We are grateful to the reviewer for this important suggestion, which we have briefly discussed in the chapter 3.1 at line 143-149.

  1. Cellular senescence are both regulated by energy consumption in parallel (Fontana et al Aging Cell 2018) and so the above points are highly relevant to any review on ageing and senescence.

We have taken into account the reviewer suggestion and we have now added the concept of caloric restriction in the discussion at line 334-337.

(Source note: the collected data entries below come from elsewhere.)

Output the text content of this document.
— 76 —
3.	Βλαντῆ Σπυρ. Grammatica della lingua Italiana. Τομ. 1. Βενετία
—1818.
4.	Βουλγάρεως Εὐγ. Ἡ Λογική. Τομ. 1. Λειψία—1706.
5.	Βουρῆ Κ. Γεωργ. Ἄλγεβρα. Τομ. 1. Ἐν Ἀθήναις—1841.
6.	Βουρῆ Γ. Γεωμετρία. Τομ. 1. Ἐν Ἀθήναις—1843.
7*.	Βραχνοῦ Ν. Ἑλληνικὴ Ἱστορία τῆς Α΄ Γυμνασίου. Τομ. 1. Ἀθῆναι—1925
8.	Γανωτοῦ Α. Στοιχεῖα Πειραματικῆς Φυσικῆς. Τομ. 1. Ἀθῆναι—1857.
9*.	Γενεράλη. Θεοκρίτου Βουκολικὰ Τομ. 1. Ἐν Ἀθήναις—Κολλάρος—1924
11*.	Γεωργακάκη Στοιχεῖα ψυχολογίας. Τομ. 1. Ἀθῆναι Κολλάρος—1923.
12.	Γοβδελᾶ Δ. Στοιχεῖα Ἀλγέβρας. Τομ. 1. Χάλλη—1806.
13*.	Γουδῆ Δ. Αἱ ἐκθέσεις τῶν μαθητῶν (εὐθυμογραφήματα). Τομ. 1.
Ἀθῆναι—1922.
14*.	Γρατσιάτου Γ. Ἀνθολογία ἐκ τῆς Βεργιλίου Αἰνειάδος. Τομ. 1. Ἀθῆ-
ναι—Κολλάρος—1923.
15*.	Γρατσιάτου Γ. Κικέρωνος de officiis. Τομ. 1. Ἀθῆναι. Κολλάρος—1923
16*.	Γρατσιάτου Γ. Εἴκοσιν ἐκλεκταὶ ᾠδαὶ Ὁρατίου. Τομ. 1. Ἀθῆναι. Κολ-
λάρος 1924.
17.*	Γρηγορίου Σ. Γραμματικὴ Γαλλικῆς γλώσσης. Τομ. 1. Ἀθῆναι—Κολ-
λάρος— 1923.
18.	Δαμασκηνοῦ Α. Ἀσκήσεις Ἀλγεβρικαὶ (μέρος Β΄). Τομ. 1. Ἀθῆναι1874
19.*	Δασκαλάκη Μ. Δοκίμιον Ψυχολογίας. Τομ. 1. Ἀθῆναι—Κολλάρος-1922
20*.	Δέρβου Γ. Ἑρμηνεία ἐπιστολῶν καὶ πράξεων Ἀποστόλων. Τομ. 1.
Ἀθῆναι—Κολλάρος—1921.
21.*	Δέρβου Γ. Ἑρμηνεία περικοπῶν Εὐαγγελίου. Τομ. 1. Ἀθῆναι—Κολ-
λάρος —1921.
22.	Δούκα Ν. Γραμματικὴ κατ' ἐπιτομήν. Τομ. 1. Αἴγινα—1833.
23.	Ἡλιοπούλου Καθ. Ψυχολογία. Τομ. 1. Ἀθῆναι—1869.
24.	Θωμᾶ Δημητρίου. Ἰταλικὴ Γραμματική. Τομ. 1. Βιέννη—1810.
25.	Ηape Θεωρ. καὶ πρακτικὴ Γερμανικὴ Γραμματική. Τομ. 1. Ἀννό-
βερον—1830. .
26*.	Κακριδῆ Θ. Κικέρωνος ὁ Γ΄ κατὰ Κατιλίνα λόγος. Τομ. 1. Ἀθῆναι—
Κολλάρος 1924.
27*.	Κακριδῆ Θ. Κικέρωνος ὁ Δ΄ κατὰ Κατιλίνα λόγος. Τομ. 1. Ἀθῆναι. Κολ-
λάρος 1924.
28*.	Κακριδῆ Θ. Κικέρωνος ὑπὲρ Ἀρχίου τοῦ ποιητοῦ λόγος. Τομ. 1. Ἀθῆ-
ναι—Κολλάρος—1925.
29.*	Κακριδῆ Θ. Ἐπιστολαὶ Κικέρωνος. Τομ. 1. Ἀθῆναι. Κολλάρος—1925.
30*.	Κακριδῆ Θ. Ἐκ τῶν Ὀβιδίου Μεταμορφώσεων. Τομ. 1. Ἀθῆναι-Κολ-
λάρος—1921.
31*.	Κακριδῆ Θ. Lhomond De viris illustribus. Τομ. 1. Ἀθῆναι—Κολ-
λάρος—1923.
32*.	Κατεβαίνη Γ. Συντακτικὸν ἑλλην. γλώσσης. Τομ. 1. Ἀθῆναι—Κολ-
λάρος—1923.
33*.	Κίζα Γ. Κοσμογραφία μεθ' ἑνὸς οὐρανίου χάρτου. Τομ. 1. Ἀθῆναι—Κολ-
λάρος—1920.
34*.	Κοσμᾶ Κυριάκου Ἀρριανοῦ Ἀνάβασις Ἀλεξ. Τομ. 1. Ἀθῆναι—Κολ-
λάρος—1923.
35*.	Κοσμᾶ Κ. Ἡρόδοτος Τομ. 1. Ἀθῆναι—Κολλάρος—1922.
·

  1. A large amount of the evidence that showing that senescent cells contribute to ageing and age-related disease is derived from genetic and pharmacological depletion of senescent cells in mice and so some comment on whether this applies to humans in a ‘limitations of current studies’ might be advisable for balance. For example, if the authors examine the human IL-6 data in reference 6 (Jeon et al Nature metab.2022) the accumulation of plasma IL-6 with age in humans is not that great and is not statistically significant whereas the mouse data is much more convincing. This is particularly pertinent following the recent disclosures that the mouse diet in many (if not most) experiments may be deficient in NAD+ precursors which do not decline in human ageing (Sun et al EMBO J 2020). SASP proteins are also very low in human disease and variable (see JL Kirkland clinical trial results in eBiomedicine 2019 to 2023). I think some caution is merited here despite the justified excitement about the potential of senescence- related diagnostics and therapeutics.

We thank the reviewer for these suggestions. We fully agree with the reviewer's insights. Additionally, we believe that the limitations extend beyond this aspect to the broader question of whether all senescent cells should be eliminated or only specific ones. We have briefly introduced these considerations in the “Conclusion and future directions” section of the manuscript at line 350-355.

  1. In Section 3 the authors mention metabolites but do not list them except trimethylamine- N-oxide put them into the context of senescence. What does trimethylamine-N-oxide do and how does it compare to other age- and senescence-associated metabolites. Reference 38 implies it exerts its effects through oxidative stress and despite many comments in the affirmative there is very little evidence to support this in ageing, especially in humans (see Campisi et al Nature 2019) and human plasma metabolomics indicates that the ROS- sensitive TCA cycle continues to function even in the very elderly (Mota-Martorell et al Free Radic Biol Med. (2021) and frail (Marron et al Metabolites 2019).

We focused on trimethylamine- N-oxide (TMAO) because most of its production in the body relies on the gut microbiome, and because it has attracted attention in recent years due to its potential association with heart disease and other health conditions. We also mentioned two other metabolites (lipoteichoic acid and deoxycholic acid) since it has been reported that these metabolites, like TMAO, can induce senescence in certain cells. We have now added in section 3.1 at lines 143-149 other metabolites that are produced by senescent cells and may be indirectly/directly related to microbiome alterations.

  1. In the conclusions, the authors could point out the differences between mouse and human diet (see also above) and their microbiota.

Unfortunately, in this perspective article, we cannot address all the differences between mouse and human diet in their full extent. However, we have added a sentence at line 356-360 to acknowledge our awareness of this limitation. Certainly, there are several differences between the diets and gut microbiota of mice (rodents) and humans that can have significant implications when studying mouse models and translating findings to humans.

  1. References. The original references demonstrating the local spread of senescence in vitro (Nelson et al Aging Cell 2012) and both in vitro and in vivo (Acosta et al Nature Cell Biology 2013) should be cited.

We have added the references in the text at line 29.

Round 2

Reviewer 1 Report

Please see attached document

Comments for author File: Comments.pdf

Minor editing of English language required

Author Response

We have done a full spell check and corrected various minor typos (including one in Figure 2). Many thanks for this further suggestion.